Sneaky Uber Knows When To Surge Prices Based On User Phone Battery

Sneaky! Uber Knows When To Surge Prices Based On Users’ Phone Battery Level

Sneaky! Uber Knows When To Surge Prices Based On Users’ Phone Battery Level

Those familiar with Uber will have undoubtedly experience surge pricing at least once. One cause for the surge is when the demand for the company’s rides surpasses their supply of vehicles, prices surges of 2x or 3x occur. Typically, surge pricing like this occurs for two primary reasons, the first is a rapid change in the weather, such as a sudden rainstorm. The second reason is celebratory days such as New Years Eve.

In their defence, Uber have revealed that the price surging has two effects. It prioritises the service, as those who are in no rush wait until the surge has ended. The second, which is slightly more negative, is that drivers then travel into surge areas in order to take advantage of the higher fare.
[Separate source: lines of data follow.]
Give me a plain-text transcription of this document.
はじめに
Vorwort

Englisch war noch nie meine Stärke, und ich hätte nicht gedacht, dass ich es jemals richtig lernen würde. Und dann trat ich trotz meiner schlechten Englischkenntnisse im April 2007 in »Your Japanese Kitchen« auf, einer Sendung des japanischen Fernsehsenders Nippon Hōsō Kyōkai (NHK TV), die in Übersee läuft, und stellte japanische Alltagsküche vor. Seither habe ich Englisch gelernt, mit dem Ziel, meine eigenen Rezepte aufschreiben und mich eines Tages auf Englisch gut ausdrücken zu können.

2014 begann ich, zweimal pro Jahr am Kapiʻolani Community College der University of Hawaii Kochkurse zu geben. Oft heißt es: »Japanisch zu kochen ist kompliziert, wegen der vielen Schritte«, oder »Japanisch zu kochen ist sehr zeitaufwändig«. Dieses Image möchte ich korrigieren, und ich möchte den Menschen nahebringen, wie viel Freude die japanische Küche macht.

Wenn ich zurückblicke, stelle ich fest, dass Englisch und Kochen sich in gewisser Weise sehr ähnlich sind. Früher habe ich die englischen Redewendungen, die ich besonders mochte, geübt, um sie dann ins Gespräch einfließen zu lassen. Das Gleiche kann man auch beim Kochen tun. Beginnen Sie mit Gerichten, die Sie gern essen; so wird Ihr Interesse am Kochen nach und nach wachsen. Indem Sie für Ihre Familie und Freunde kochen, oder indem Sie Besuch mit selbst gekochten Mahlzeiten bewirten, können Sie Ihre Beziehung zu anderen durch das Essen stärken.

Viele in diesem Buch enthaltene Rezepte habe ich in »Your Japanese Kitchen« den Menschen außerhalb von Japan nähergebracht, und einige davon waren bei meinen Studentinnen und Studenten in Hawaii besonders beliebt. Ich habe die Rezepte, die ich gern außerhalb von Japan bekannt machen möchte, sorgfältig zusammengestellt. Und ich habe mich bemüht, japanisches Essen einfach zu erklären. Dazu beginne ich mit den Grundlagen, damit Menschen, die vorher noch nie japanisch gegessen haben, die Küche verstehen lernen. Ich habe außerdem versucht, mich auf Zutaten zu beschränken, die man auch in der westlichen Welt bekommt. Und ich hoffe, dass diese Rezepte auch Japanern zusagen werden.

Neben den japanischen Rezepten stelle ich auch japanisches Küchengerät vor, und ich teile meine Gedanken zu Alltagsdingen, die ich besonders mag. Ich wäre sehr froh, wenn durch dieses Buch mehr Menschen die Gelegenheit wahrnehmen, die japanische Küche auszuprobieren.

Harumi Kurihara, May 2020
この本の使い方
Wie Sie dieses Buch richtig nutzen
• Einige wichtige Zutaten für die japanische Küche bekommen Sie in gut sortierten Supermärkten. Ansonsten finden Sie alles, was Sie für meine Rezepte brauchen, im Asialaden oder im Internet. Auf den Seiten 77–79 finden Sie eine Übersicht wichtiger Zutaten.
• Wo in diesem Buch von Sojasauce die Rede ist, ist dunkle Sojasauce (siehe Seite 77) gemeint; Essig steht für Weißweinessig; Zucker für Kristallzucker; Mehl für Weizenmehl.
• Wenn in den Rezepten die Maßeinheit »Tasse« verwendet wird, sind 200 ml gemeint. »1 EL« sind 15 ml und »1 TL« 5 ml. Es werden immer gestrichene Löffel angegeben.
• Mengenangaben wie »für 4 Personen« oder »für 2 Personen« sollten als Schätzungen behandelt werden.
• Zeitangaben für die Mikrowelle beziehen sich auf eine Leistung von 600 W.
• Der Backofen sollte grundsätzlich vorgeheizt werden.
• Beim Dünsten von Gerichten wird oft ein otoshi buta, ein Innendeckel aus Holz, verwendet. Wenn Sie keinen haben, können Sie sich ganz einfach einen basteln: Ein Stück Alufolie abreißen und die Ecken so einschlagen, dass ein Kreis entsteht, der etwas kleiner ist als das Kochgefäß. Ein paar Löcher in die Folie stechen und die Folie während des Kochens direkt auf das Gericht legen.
One group of people are incredibly susceptible to pay for surge Uber rates. This is people who have low battery on their mobile phone. Understandably, these people are willing to pay more to ensure that they can get home without getting trapped without phone battery. Users who have full battery are in a better position to wait the 15-20 minutes required for the surge to end.

The plot thickens, however, when it becomes clear that Uber is aware of the battery level of those who use their service. This information can be found in the privacy statement for Uber. The statement reveals that the company collects data from the devices of its users. Amongst this information is the user’s battery level so the app can determine when to go into power saving mode. The company claims that it does not take advantage of this information to charge users higher fares based on their phone level.

Surge pricing is perhaps the single most disliked feature of the Uber. In certain times, such as key holidays and events, the price of a fare has increased as much as 9.9 times!

It is not only that users with low batteries are more willing to pay for surge fares that has been revealed by Uber. The company have also revealed that its users react most strongly when the surge pricing multiplier is a round number. To demonstrate, the fall in demand when the fare multiplier goes from 1.9 to 2.0 is six times greater a drop in demand than when the fare multiplier goes from 1.8 to 1.9. The company states that even though the financial change is the same, the step to 2.0 just “feels viscerally larger to people.”